Dr. Miller: It sounds like medical inductions need to listen to the advice of your obstetrician and elective inductions certainly a more of a problem in first time moms, probably to be avoided electively. In general, discuss the use of elective inductions in second term or more term labors with your physician.
Howard: I think it really does require a conversation. For example if it's their second or third baby and they've had a very favorable vaginal birth with their first or second and their cervix is ready by that, we actually have scores that kind of grade how ready the cervix is. As long as they're at least 39 weeks, that is a reasonable thing to discuss. One of the problems has been inducing before the baby is ready. We get in a little bit of trouble here in the United States doing elective inductions before 39 weeks and babies ended up in the newborn intensive care unit which is a terrible outcome. A lot of things to consider and it's just worth having a discussion.

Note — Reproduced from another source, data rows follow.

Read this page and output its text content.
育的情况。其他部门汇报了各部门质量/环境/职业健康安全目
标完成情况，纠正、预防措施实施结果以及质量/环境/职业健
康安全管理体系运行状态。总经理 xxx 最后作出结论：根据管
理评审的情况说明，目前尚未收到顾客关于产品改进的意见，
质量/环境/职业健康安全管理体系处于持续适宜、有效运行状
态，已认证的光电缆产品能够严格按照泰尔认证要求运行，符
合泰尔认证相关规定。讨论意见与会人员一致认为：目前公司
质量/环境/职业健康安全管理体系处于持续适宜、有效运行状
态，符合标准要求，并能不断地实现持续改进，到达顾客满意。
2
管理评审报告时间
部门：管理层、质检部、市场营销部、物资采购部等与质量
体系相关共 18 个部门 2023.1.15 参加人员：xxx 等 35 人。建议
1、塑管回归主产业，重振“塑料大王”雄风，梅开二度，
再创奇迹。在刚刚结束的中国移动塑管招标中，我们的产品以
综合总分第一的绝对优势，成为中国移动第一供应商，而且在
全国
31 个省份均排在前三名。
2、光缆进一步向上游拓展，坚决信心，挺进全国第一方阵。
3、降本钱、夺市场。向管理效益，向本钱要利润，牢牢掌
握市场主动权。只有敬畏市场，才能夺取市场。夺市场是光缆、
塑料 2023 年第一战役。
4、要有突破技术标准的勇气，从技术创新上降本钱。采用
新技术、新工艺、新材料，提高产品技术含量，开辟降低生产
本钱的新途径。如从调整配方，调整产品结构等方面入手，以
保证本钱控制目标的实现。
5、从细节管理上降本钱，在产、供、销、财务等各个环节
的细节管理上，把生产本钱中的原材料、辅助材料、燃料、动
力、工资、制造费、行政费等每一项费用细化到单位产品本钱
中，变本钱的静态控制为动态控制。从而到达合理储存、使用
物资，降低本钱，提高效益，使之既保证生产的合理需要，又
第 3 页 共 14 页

Dr. Miller: Do you think that discussions should occur early during the visits to the obstetrician's office well before time of delivery?
Howard: I do. I think once you kind of get close to delivery, some people are a little tired of pregnancy. I'm a guy, so obvious I've never done this but
Dr. Miller: I think as you look, you are. I get that.
Howard:
but I can only imagine it's uncomfortable. If someone is kind of expecting to be induced or if that's what they've had and then you're telling them otherwise, that's a little bit tough to take.
Dr. Miller: In your practice or your colleagues practice, do you generally bring this up from your standpoint in your discussion with your patients early on? You generally are sort of not looking to do elective inductions if possible.
Howard: Right. We usually try to bring it up at least before during the early third trimester.